Projects
2022

Visualizations of Wittgenstein's Nachlass

github.com/fkettelhoit/wittgenstein-work-sources-viz

As part of my PhD, I created visualizations of the correspondence between Ludwig Wittgenstein's posthumous works (edited by the Nachlass executors) and the sources in Wittgenstein's own documents in the Nachlass, especially for the Remarks on the Foundations of Mathematics.

Here are some examples:

Visualization of RFM 2 Visualization of RFM 5

The Problem of Wittgenstein's “Works”

The “works” of Wittgenstein that were published after his death by the three literary executors G.E.M. Anscombe, Rush Rhees and Georg Henrik von Wright have often been the target of criticism, giving rise to the question of what can even be considered a “work” by Wittgenstein. The Remarks on the Foundations of Mathematics (RFM), first published in 1956 and then heavily revised and expanded in 1974, are certainly one of the most problematic publications in this regard, as the literary executors themselves pointed out:

The Remarks on the Foundations of Mathematics occupy a nearly unique, and not altogether happy, position among the posthumous publications.
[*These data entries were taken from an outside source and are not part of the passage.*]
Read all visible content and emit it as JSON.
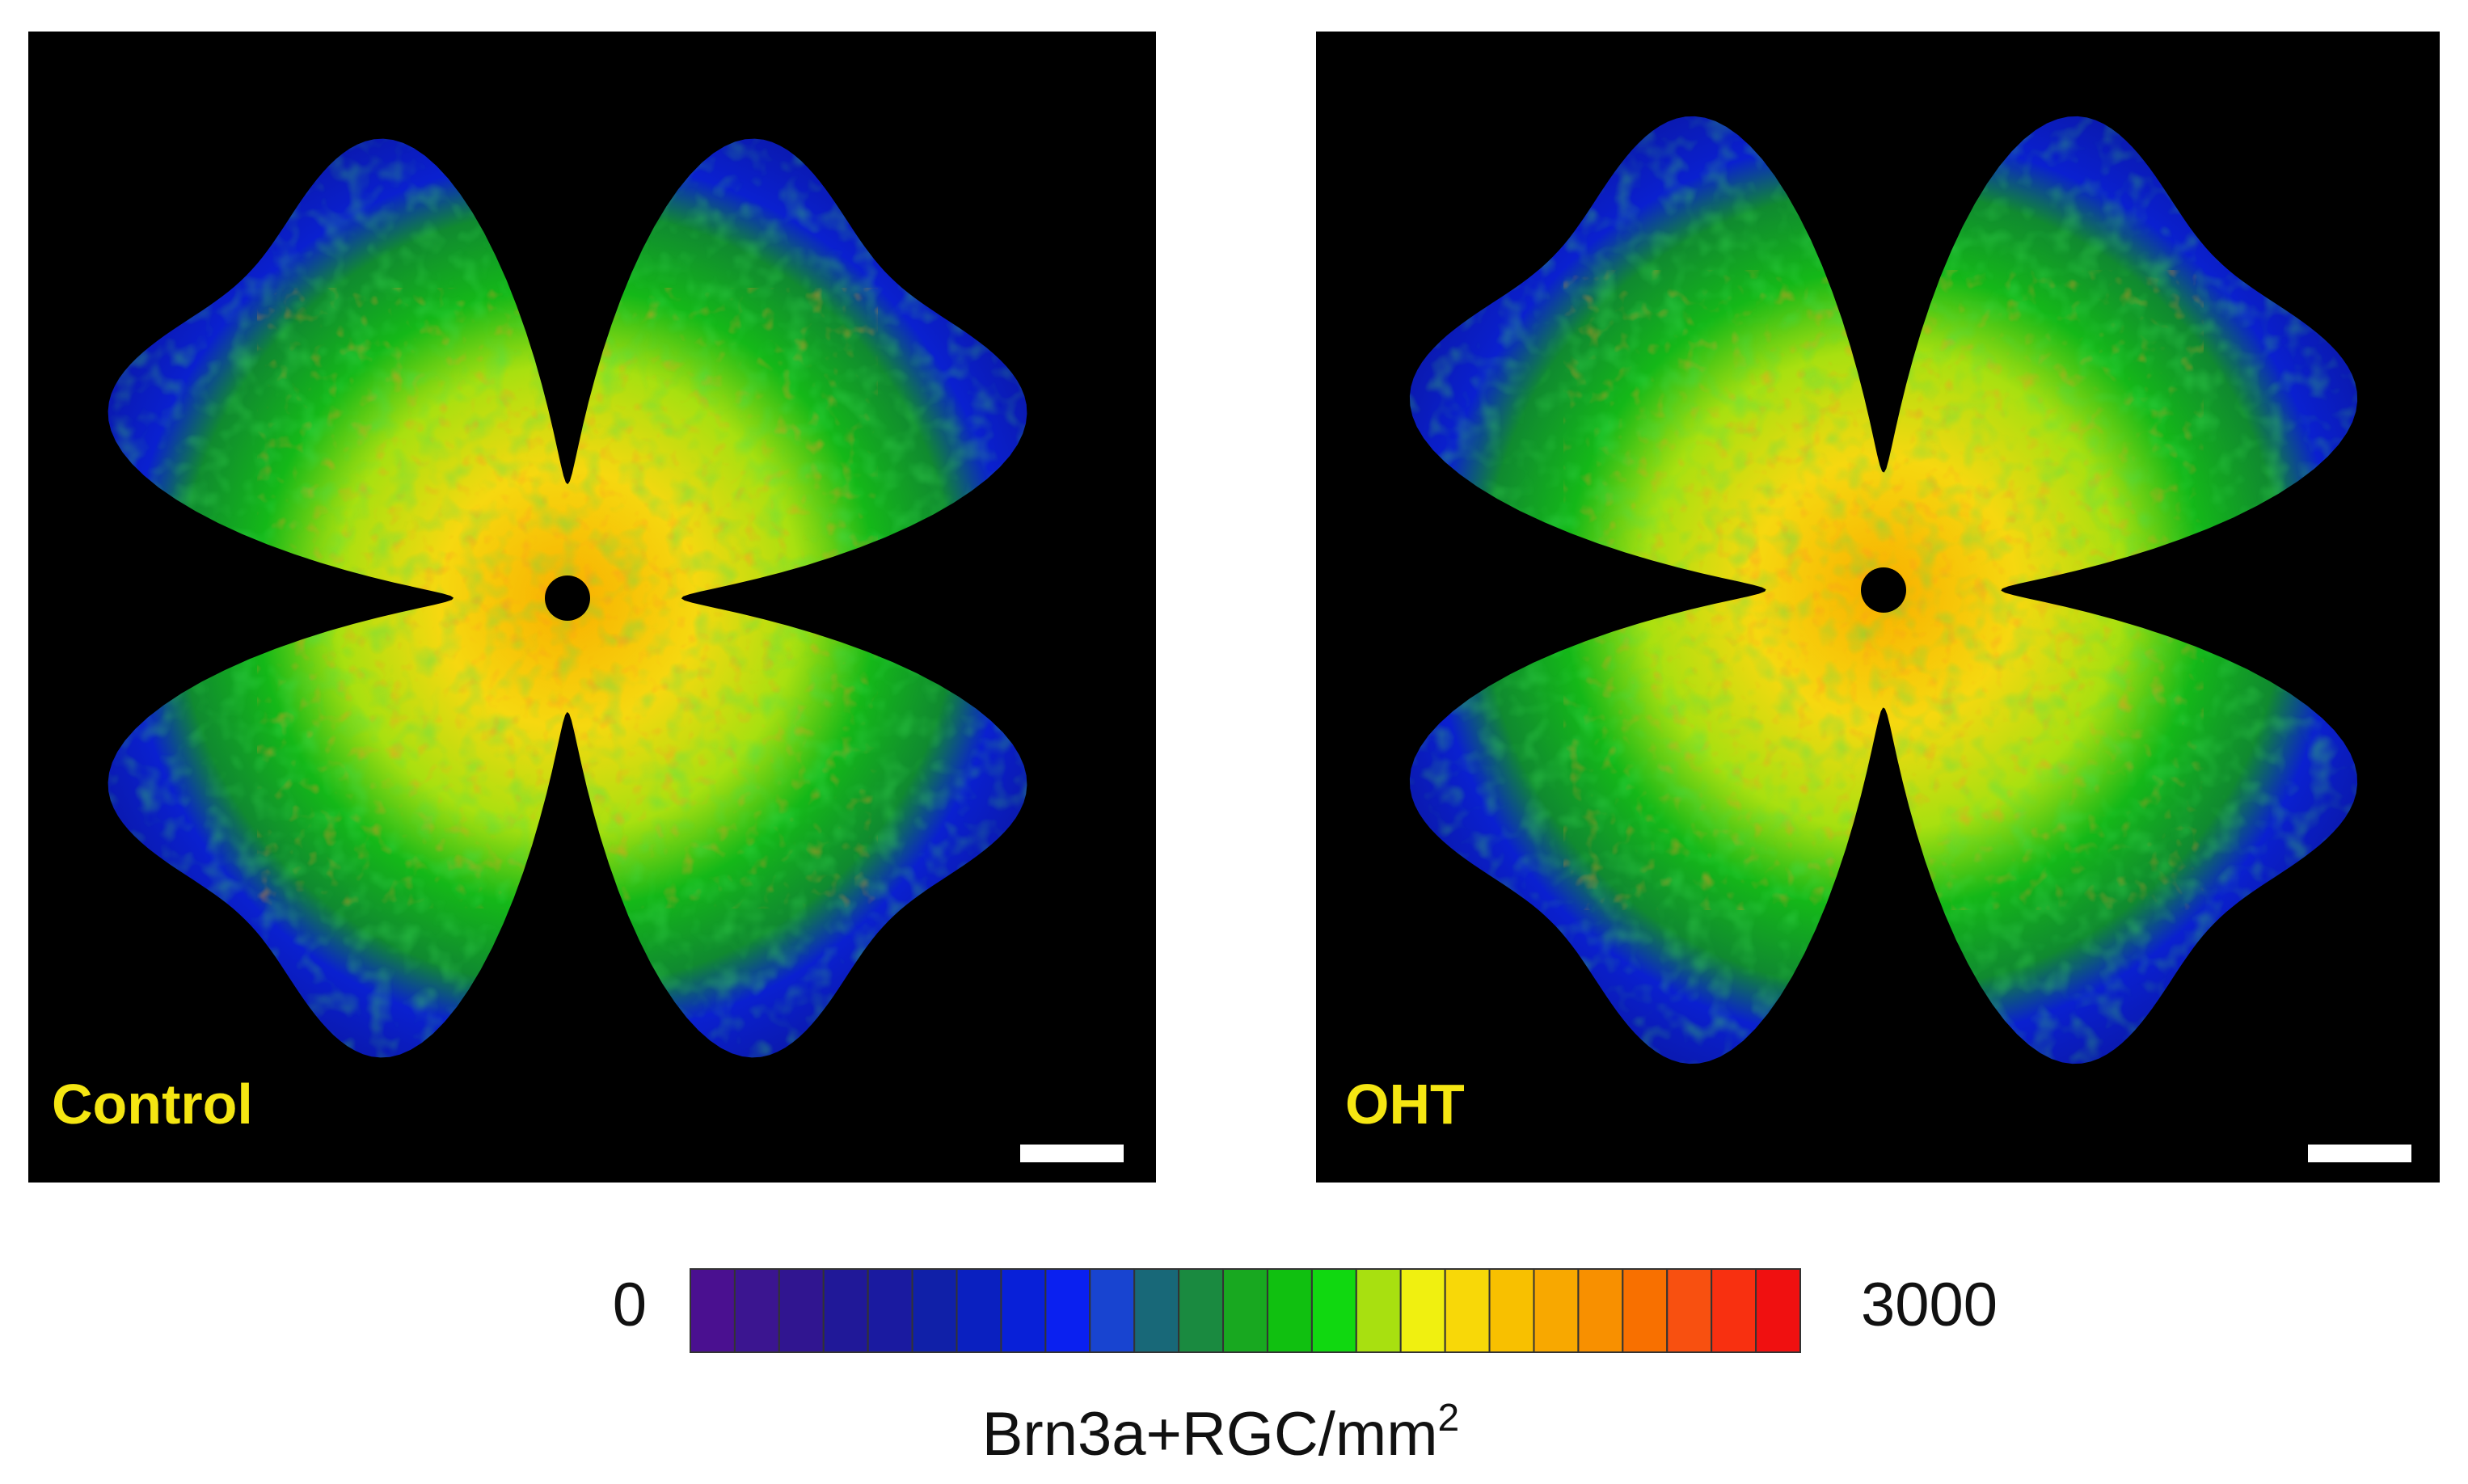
{
  "panels": [
    {
      "label": "Control"
    },
    {
      "label": "OHT"
    }
  ],
  "colorbar": {
    "min": 0,
    "max": 3000,
    "label": "Brn3a+RGC/mm",
    "label_superscript": "2"
  }
}
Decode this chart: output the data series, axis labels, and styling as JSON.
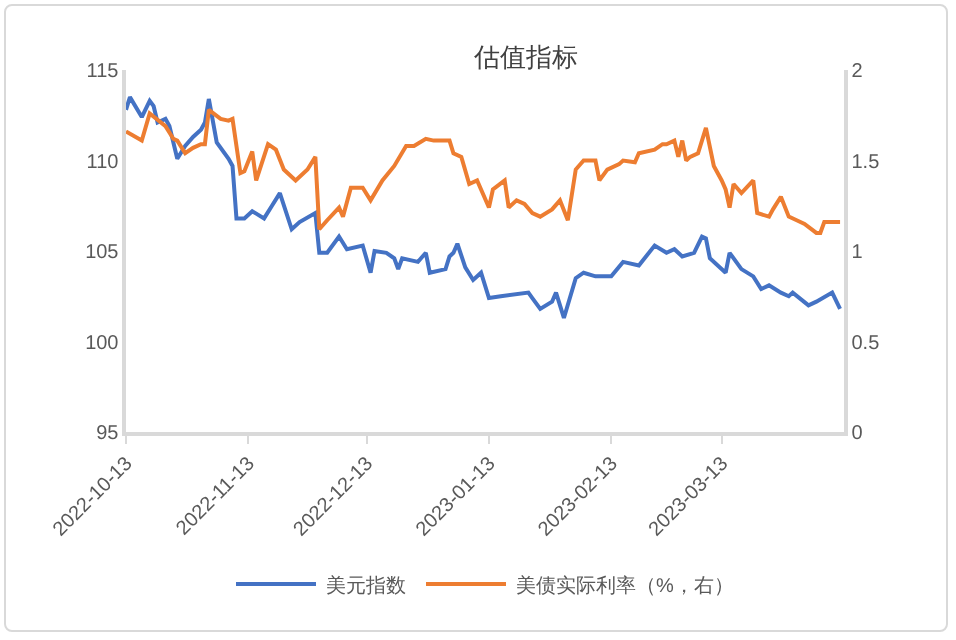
{
  "chart_data": {
    "type": "line",
    "title": "估值指标",
    "legend": "bottom",
    "grid": false,
    "marker": "none",
    "line_style": "solid",
    "xlim": [
      "2022-10-13",
      "2023-04-13"
    ],
    "xticks": [
      "2022-10-13",
      "2022-11-13",
      "2022-12-13",
      "2023-01-13",
      "2023-02-13",
      "2023-03-13"
    ],
    "ylim": [
      95,
      115
    ],
    "yticks": [
      95,
      100,
      105,
      110,
      115
    ],
    "y2lim": [
      0,
      2
    ],
    "y2ticks": [
      0,
      0.5,
      1,
      1.5,
      2
    ],
    "series": [
      {
        "name": "美元指数",
        "color": "#4472c4",
        "x": [
          "2022-10-13",
          "2022-10-14",
          "2022-10-17",
          "2022-10-19",
          "2022-10-20",
          "2022-10-21",
          "2022-10-23",
          "2022-10-24",
          "2022-10-26",
          "2022-10-28",
          "2022-10-30",
          "2022-11-01",
          "2022-11-02",
          "2022-11-03",
          "2022-11-05",
          "2022-11-08",
          "2022-11-09",
          "2022-11-10",
          "2022-11-12",
          "2022-11-14",
          "2022-11-17",
          "2022-11-19",
          "2022-11-21",
          "2022-11-24",
          "2022-11-26",
          "2022-11-30",
          "2022-12-01",
          "2022-12-03",
          "2022-12-06",
          "2022-12-08",
          "2022-12-12",
          "2022-12-14",
          "2022-12-15",
          "2022-12-18",
          "2022-12-20",
          "2022-12-21",
          "2022-12-22",
          "2022-12-26",
          "2022-12-28",
          "2022-12-29",
          "2023-01-02",
          "2023-01-03",
          "2023-01-04",
          "2023-01-05",
          "2023-01-07",
          "2023-01-09",
          "2023-01-11",
          "2023-01-13",
          "2023-01-16",
          "2023-01-23",
          "2023-01-24",
          "2023-01-26",
          "2023-01-29",
          "2023-01-30",
          "2023-02-01",
          "2023-02-04",
          "2023-02-06",
          "2023-02-09",
          "2023-02-13",
          "2023-02-16",
          "2023-02-20",
          "2023-02-24",
          "2023-02-27",
          "2023-03-01",
          "2023-03-03",
          "2023-03-06",
          "2023-03-08",
          "2023-03-09",
          "2023-03-10",
          "2023-03-14",
          "2023-03-15",
          "2023-03-18",
          "2023-03-21",
          "2023-03-23",
          "2023-03-25",
          "2023-03-28",
          "2023-03-30",
          "2023-03-31",
          "2023-04-04",
          "2023-04-06",
          "2023-04-10",
          "2023-04-12"
        ],
        "values": [
          112.8,
          113.5,
          112.4,
          113.3,
          113.0,
          112.1,
          112.3,
          111.9,
          110.1,
          110.8,
          111.3,
          111.7,
          112.1,
          113.4,
          111.0,
          110.1,
          109.7,
          106.8,
          106.8,
          107.2,
          106.8,
          107.5,
          108.2,
          106.2,
          106.6,
          107.1,
          104.9,
          104.9,
          105.8,
          105.1,
          105.3,
          103.8,
          105.0,
          104.9,
          104.6,
          104.0,
          104.6,
          104.4,
          104.9,
          103.8,
          104.0,
          104.7,
          104.9,
          105.4,
          104.1,
          103.4,
          103.8,
          102.4,
          102.5,
          102.7,
          102.4,
          101.8,
          102.2,
          102.7,
          101.3,
          103.5,
          103.8,
          103.6,
          103.6,
          104.4,
          104.2,
          105.3,
          104.9,
          105.1,
          104.7,
          104.9,
          105.8,
          105.7,
          104.6,
          103.8,
          104.9,
          104.0,
          103.6,
          102.9,
          103.1,
          102.7,
          102.5,
          102.7,
          102.0,
          102.2,
          102.7,
          101.8
        ]
      },
      {
        "name": "美债实际利率（%，右）",
        "color": "#ed7d31",
        "axis": "y2",
        "x": [
          "2022-10-13",
          "2022-10-17",
          "2022-10-19",
          "2022-10-23",
          "2022-10-25",
          "2022-10-26",
          "2022-10-28",
          "2022-10-30",
          "2022-11-01",
          "2022-11-02",
          "2022-11-03",
          "2022-11-06",
          "2022-11-08",
          "2022-11-09",
          "2022-11-11",
          "2022-11-12",
          "2022-11-14",
          "2022-11-15",
          "2022-11-18",
          "2022-11-20",
          "2022-11-22",
          "2022-11-25",
          "2022-11-28",
          "2022-11-30",
          "2022-12-01",
          "2022-12-03",
          "2022-12-06",
          "2022-12-07",
          "2022-12-09",
          "2022-12-12",
          "2022-12-14",
          "2022-12-17",
          "2022-12-20",
          "2022-12-23",
          "2022-12-25",
          "2022-12-28",
          "2022-12-30",
          "2023-01-03",
          "2023-01-04",
          "2023-01-06",
          "2023-01-08",
          "2023-01-10",
          "2023-01-13",
          "2023-01-14",
          "2023-01-17",
          "2023-01-18",
          "2023-01-20",
          "2023-01-22",
          "2023-01-24",
          "2023-01-26",
          "2023-01-29",
          "2023-01-31",
          "2023-02-02",
          "2023-02-04",
          "2023-02-06",
          "2023-02-09",
          "2023-02-10",
          "2023-02-12",
          "2023-02-15",
          "2023-02-16",
          "2023-02-19",
          "2023-02-20",
          "2023-02-24",
          "2023-02-26",
          "2023-02-27",
          "2023-03-01",
          "2023-03-02",
          "2023-03-03",
          "2023-03-04",
          "2023-03-05",
          "2023-03-07",
          "2023-03-09",
          "2023-03-11",
          "2023-03-13",
          "2023-03-14",
          "2023-03-15",
          "2023-03-16",
          "2023-03-18",
          "2023-03-21",
          "2023-03-22",
          "2023-03-25",
          "2023-03-26",
          "2023-03-28",
          "2023-03-30",
          "2023-04-01",
          "2023-04-03",
          "2023-04-06",
          "2023-04-07",
          "2023-04-08",
          "2023-04-12"
        ],
        "values": [
          1.66,
          1.61,
          1.76,
          1.69,
          1.62,
          1.61,
          1.54,
          1.57,
          1.59,
          1.59,
          1.78,
          1.73,
          1.72,
          1.73,
          1.43,
          1.44,
          1.55,
          1.39,
          1.59,
          1.56,
          1.45,
          1.39,
          1.45,
          1.52,
          1.12,
          1.17,
          1.24,
          1.19,
          1.35,
          1.35,
          1.28,
          1.39,
          1.47,
          1.58,
          1.58,
          1.62,
          1.61,
          1.61,
          1.54,
          1.52,
          1.37,
          1.39,
          1.24,
          1.34,
          1.39,
          1.24,
          1.28,
          1.26,
          1.21,
          1.19,
          1.23,
          1.28,
          1.17,
          1.45,
          1.5,
          1.5,
          1.39,
          1.45,
          1.48,
          1.5,
          1.49,
          1.54,
          1.56,
          1.59,
          1.59,
          1.61,
          1.52,
          1.61,
          1.5,
          1.52,
          1.54,
          1.68,
          1.47,
          1.39,
          1.34,
          1.24,
          1.37,
          1.32,
          1.39,
          1.21,
          1.19,
          1.23,
          1.3,
          1.19,
          1.17,
          1.15,
          1.1,
          1.1,
          1.16,
          1.16
        ]
      }
    ]
  }
}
In addition to the relatively finished Part I, corresponding to typescripts 222, 223, and 224 of the catalogue and constituting the second half of the pre-war version of the Investigations, the Remarks contain selections from several manuscripts (117, 121, 122, 124, 125, 126, and 127). In the revised edition of 1974 (English translation 1978) the selections from those manuscripts were somewhat enlarged and a further manuscript (164) which was not known to the editors at the time of the first edition was added, practically without omissions. A publication of the manuscripts in toto, however, seemed to us excluded even at the time of preparing the new edition.